Si vous avez l'habitude de consulter les avis sur internet avant d'acheter un nouvel ordinateur, une crème hydratante ou de réserver un hôtel en ligne, sachez que vous avez sûrement déjà eu affaire à beaucoup, beaucoup de faux commentaires... Selon un rapport publié vendredi dernier par la DGCCRF (Direction générale de la concurrence, de la consommation et de la répression des fraudes), ces derniers représenteraient en effet 35% des commentaires postés. 

C'est en particulier dans les secteurs de l'hôtellerie, des organismes de formation et des services entre particuliers que les professionnels auraient tendance à se faire passer pour des consommateurs "dans le but de valoriser, de manière déloyale, leur entreprise".  

Certains, parmi eux, mentionneraient sur leur site une certification en guise de garantie.

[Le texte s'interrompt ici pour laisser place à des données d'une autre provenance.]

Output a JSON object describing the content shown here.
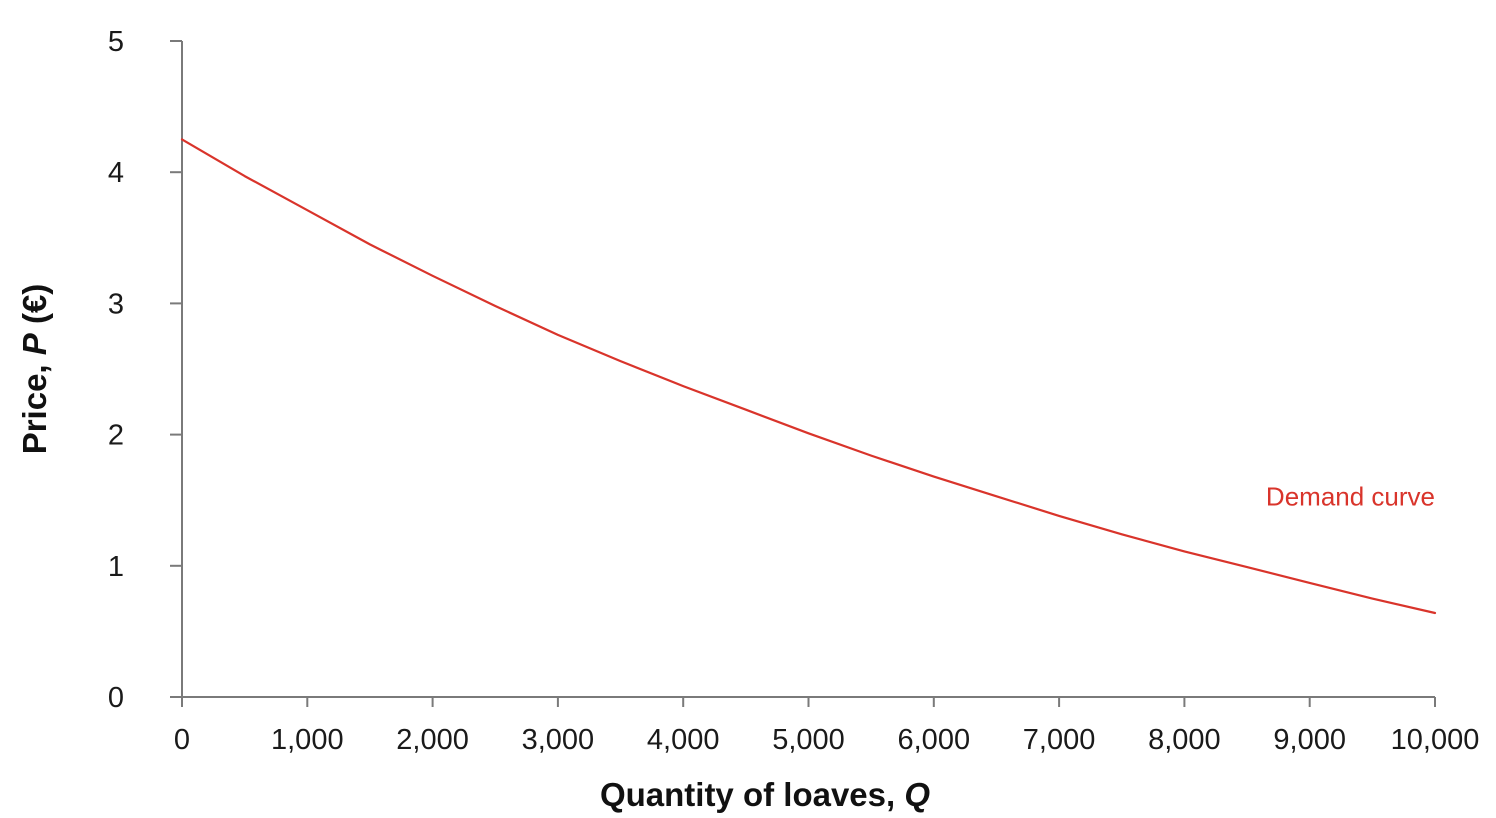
{
  "chart_data": {
    "type": "line",
    "xlabel": "Quantity of loaves, Q",
    "ylabel": "Price, P (€)",
    "xlim": [
      0,
      10000
    ],
    "ylim": [
      0,
      5
    ],
    "x_ticks": [
      {
        "value": 0,
        "label": "0"
      },
      {
        "value": 1000,
        "label": "1,000"
      },
      {
        "value": 2000,
        "label": "2,000"
      },
      {
        "value": 3000,
        "label": "3,000"
      },
      {
        "value": 4000,
        "label": "4,000"
      },
      {
        "value": 5000,
        "label": "5,000"
      },
      {
        "value": 6000,
        "label": "6,000"
      },
      {
        "value": 7000,
        "label": "7,000"
      },
      {
        "value": 8000,
        "label": "8,000"
      },
      {
        "value": 9000,
        "label": "9,000"
      },
      {
        "value": 10000,
        "label": "10,000"
      }
    ],
    "y_ticks": [
      {
        "value": 0,
        "label": "0"
      },
      {
        "value": 1,
        "label": "1"
      },
      {
        "value": 2,
        "label": "2"
      },
      {
        "value": 3,
        "label": "3"
      },
      {
        "value": 4,
        "label": "4"
      },
      {
        "value": 5,
        "label": "5"
      }
    ],
    "grid": false,
    "series": [
      {
        "name": "Demand curve",
        "color": "#d9342b",
        "x": [
          0,
          500,
          1000,
          1500,
          2000,
          2500,
          3000,
          3500,
          4000,
          4500,
          5000,
          5500,
          6000,
          6500,
          7000,
          7500,
          8000,
          8500,
          9000,
          9500,
          10000
        ],
        "y": [
          4.25,
          3.97,
          3.71,
          3.45,
          3.21,
          2.98,
          2.76,
          2.56,
          2.37,
          2.19,
          2.01,
          1.84,
          1.68,
          1.53,
          1.38,
          1.24,
          1.11,
          0.99,
          0.87,
          0.75,
          0.64
        ]
      }
    ],
    "annotations": [
      {
        "text": "Demand curve",
        "x": 9000,
        "y": 1.46,
        "color": "#d9342b"
      }
    ]
  }
}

Baptisée NF Z74-501, elle ne vise pourtant qu'à assurer aux consommateurs le fait que les avis soient ceux "d'auteurs authentifiés" et qu'ils ne soient pas modifiés par l'entreprise. En d'autres termes, elle se borne au processus de collecte, à la modération et la restitution des commentaires. "Elle n'autorise pas à indiquer que les avis eux-mêmes sont certifiés, ce que font abusivement certains professionnels contrôlés", indique à ce propos la DGCCRF.  

L'instance dit avoir envoyé 17 avertissements à des professionnels (et six procès verbaux), pour sanctionner ces pratiques.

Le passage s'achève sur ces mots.